Before he could reply, the world tilted.

Not literally — but it felt like it. For a fraction of a second, everything shimmered. The air warped, like heat rising off asphalt. The runes along the walls of the courtyard pulsed in unison.

And then, nothing.

Keela didn't react. None of the students nearby did.

"Did you feel that?" Aric asked.

"Feel what?"

"The… shift. Like the world glitched."

Keela frowned. "Are you okay?"

Aric stared at the runes, which now looked slightly different. One of the symbols near the archway had changed — just slightly. But enough.

He didn't answer.

---

That night, he dreamed of light and voices.
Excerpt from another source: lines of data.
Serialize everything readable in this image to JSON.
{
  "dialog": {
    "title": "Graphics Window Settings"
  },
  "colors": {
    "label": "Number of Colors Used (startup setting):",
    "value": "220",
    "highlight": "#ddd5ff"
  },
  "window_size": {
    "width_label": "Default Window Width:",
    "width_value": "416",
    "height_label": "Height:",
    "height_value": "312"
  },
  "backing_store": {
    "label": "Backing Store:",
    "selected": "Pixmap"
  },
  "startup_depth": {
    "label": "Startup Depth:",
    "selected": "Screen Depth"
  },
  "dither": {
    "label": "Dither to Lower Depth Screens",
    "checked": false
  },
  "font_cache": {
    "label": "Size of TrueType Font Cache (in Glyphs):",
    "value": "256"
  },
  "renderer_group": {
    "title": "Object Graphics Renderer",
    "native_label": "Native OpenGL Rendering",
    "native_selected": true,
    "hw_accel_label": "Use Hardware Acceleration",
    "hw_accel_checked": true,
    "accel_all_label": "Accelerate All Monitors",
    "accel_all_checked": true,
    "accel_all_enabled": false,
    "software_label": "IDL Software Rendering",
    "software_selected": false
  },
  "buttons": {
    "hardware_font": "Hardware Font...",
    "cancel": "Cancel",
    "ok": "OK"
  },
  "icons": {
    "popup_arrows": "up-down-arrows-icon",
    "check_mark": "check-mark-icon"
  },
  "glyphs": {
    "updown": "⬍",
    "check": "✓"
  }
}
He stood in a vast chamber — dark, echoing, but full of radiant lines that coiled through the air like veins. The Core Relic floated in the center of the room, its glow more intense than ever. Around it: twelve mirrors. Each showed a different version of himself. Some older, some younger, some… broken.

They whispered in unison.

"You've been here before."

He reached for one mirror. His hand passed through it, and suddenly he was falling — through time, through memory, through sound. Symbols swirled around him, languages he shouldn't know, patterns burned into his vision.

He woke with a jolt.

---

At breakfast, he barely touched his food. Keela chatted with another initiate about the upcoming assessment trials, but her voice was muffled to him, distant.

On his tray, the surface of his drink shimmered again — showing, for the briefest moment, one of the symbols from his dream.

He blinked and it was gone.

But the feeling wasn't.

Something inside him was waking up.

And it wasn't waiting for permission.